The DTPS had established a CSIRT forum in response to the increasing number of sector-based CSIRTs. The forum consisted of representatives from the established and soon-to-be established CSIRTs. The intention of the forum was to coordinate activities amongst the various CSIRTs. The benefits of the association were information sharing among sector-CSIRTs, skills development and the promotion of uniform standards. There had been increased consultation between the Justice Crime Prevention and Security (JCPS) cluster and the other national CSIRTs, as mandated by the National Cybersecurity Policy Framework (NCPF). The Department was currently updating its awareness portal so that information on cyber security could be classified.

 

Discussion

 

Ms J Kilian (ANC) asked why the country was still ranked so low on cyber security in Africa and internationally. She could not understand why Mauritius, Nigeria, Ghana and Kenya should beat South Africa in the ranking. She sincerely welcomed the strategy on the development of SMMEs. It would give an opportunity for small businesses to grow.

Based on the shortcomings of past strategies, she was worried that the DTPS might have presented a guideline without giving a clear roadmap, as there were no targeted dates for the e-Governance and the e-Strategy activities. She asked if the DTPS had conducted an audit of the number of employees that had the ability to use ICT, as this was a critical component of e-Governance. The fourth industrial revolution would not wait, so the different departments must be ready for it. Also, since the post offices had not been connected, what strategies did the DTPS intend to use to connect the rural areas in the digital transformation?

She added that it had been a lovely presentation. Having developed the strategies in conjunction with SITA, there had been feedback from the provinces that SITA lacked capacity. She asked if DTPS had the right approach in giving SITA the right mandate, which was important since it was a major driver of the strategy.

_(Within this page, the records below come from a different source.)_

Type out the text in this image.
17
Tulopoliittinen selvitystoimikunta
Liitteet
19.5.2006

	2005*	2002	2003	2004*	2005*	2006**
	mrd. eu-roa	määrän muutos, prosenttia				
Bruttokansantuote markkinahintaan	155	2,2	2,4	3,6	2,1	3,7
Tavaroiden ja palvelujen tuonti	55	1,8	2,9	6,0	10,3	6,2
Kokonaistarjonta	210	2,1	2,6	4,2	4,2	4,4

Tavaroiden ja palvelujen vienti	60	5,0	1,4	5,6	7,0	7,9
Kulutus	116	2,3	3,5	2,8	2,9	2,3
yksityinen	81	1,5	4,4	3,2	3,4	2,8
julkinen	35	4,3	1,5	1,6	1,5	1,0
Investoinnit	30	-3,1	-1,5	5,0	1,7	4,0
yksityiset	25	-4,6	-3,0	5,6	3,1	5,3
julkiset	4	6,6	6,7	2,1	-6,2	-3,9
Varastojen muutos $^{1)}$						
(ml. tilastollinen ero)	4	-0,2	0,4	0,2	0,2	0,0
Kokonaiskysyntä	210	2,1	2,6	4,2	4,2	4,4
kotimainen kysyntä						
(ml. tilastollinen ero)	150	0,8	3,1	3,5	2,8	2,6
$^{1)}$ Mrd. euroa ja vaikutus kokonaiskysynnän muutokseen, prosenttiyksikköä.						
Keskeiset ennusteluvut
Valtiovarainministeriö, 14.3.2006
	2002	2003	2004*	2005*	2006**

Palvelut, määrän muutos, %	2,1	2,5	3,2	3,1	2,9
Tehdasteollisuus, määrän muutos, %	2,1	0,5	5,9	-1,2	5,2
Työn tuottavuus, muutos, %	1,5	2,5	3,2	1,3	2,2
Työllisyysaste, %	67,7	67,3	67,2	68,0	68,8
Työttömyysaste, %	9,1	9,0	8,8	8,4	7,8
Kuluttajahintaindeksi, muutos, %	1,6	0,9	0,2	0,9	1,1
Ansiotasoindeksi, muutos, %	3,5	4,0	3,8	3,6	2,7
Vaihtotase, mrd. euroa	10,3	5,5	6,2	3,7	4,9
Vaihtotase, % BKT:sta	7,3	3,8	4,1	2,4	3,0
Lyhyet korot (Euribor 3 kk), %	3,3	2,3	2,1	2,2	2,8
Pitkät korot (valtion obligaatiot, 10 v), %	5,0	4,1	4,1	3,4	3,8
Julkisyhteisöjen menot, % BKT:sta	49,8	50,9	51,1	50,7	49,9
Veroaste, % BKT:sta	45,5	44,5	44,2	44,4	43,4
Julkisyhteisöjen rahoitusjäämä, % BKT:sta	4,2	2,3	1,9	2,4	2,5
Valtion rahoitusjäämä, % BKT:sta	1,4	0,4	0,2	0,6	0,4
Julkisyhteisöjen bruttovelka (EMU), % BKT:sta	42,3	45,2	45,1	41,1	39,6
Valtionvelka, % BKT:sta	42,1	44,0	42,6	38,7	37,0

Mr K Siwele (ANC) commented that in the presentation, the DTPS had said there had been complaints about SITA during consultations. He asked if people were expecting results outside of SITA’s mandate, because the DTPS had mentioned reviewing SITA’s mandate. What needed to be reviewed and when would the review take place? He asked about the timeframe for starting the five years’ implementation plan of the strategy, and how soon South Africa would be made aware of cybersecurity threats, and how timely would the response be. He also asked the DTPS to state the status of upgrading of the government network programme on e-Strategy.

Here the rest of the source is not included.